総合化学メーカーの大手である東ソーは、2019年10月31日、2020年3月期の連結純利益が前期と比べて27%減少する570億円になりそうだと発表しました。当初は670億円という予測を立てていましたが、そこから一気に100億円も引き下げるという、市場にとっても少々衝撃的なニュースとなりました。売上高についても、当初の計画から600億円下方修正し、8000億円にとどまる見通しです。

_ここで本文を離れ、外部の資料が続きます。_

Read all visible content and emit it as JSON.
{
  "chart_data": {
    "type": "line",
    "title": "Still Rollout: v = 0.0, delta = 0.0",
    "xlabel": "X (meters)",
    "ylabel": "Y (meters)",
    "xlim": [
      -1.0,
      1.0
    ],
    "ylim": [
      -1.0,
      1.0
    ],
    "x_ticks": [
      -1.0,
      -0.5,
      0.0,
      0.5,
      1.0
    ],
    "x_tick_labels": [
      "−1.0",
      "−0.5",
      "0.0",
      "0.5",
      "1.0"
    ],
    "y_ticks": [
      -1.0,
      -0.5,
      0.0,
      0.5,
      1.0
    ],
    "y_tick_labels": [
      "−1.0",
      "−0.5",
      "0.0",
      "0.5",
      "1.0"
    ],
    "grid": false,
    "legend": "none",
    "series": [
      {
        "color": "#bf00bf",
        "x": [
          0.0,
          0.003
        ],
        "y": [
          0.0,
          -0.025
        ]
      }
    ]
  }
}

今回の業績悪化の背景には、中国経済の減速が色濃く反映されています。特にウレタン原料などの「海外市況」の落ち込みが激しく、これは世界的な需要と供給のバランスが崩れ、販売価格が下がってしまったことを意味します。ウレタンは家具のクッションや断熱材に使われる身近な素材ですが、世界景気のバロメーターとも言える存在です。これに加えて、為替レートが想定よりも円高に振れたことも、輸出企業である同社の収益を圧迫する要因となりました。
半導体市場の冷え込みと固定費の増大が影を落とす
同時に公表された2019年4月1日から2019年9月30日までの連結決算も、前年同期と比べて売上高が7%減、純利益が36%減と厳しい数字が並びました。要因の一つは、半導体市場の低迷により、製造装置に不可欠な「石英ガラス」の販売が伸び悩んだことです。石英ガラスとは、極めて純度が高く熱に強い特殊なガラスで、精密な半導体を作る過程で欠かせない部材ですが、ハイテク産業の停滞が直接的な打撃となっています。
さらに、工場などの設備を維持するための「修繕費」といった固定費が膨らんだことも、利益を削る結果となりました。SNS上では「化学セクター全体の冷え込みを感じる」「中国の影響がここまで大きいとは」といった、先行きを不安視する投資家の声が散見されます。設備維持には多額のコストがかかるため、売上が落ち込む局面では、こうした固定費が重くのしかかるという製造業の構造的な課題が浮き彫りになったと言えるでしょう。
私個人の見解としては、今回の下方修正は東ソー一社の問題ではなく、世界的な製造業のサイクルが転換期にあることを示唆していると感じます。為替や市況といった外部環境は自社でコントロールが難しいものですが、石英ガラスのような高付加価値製品の需要回復がいつになるのか、今後の動向が注目されます。苦境にある今こそ、次世代の成長に向けた体質強化が問われる時期ではないでしょうか。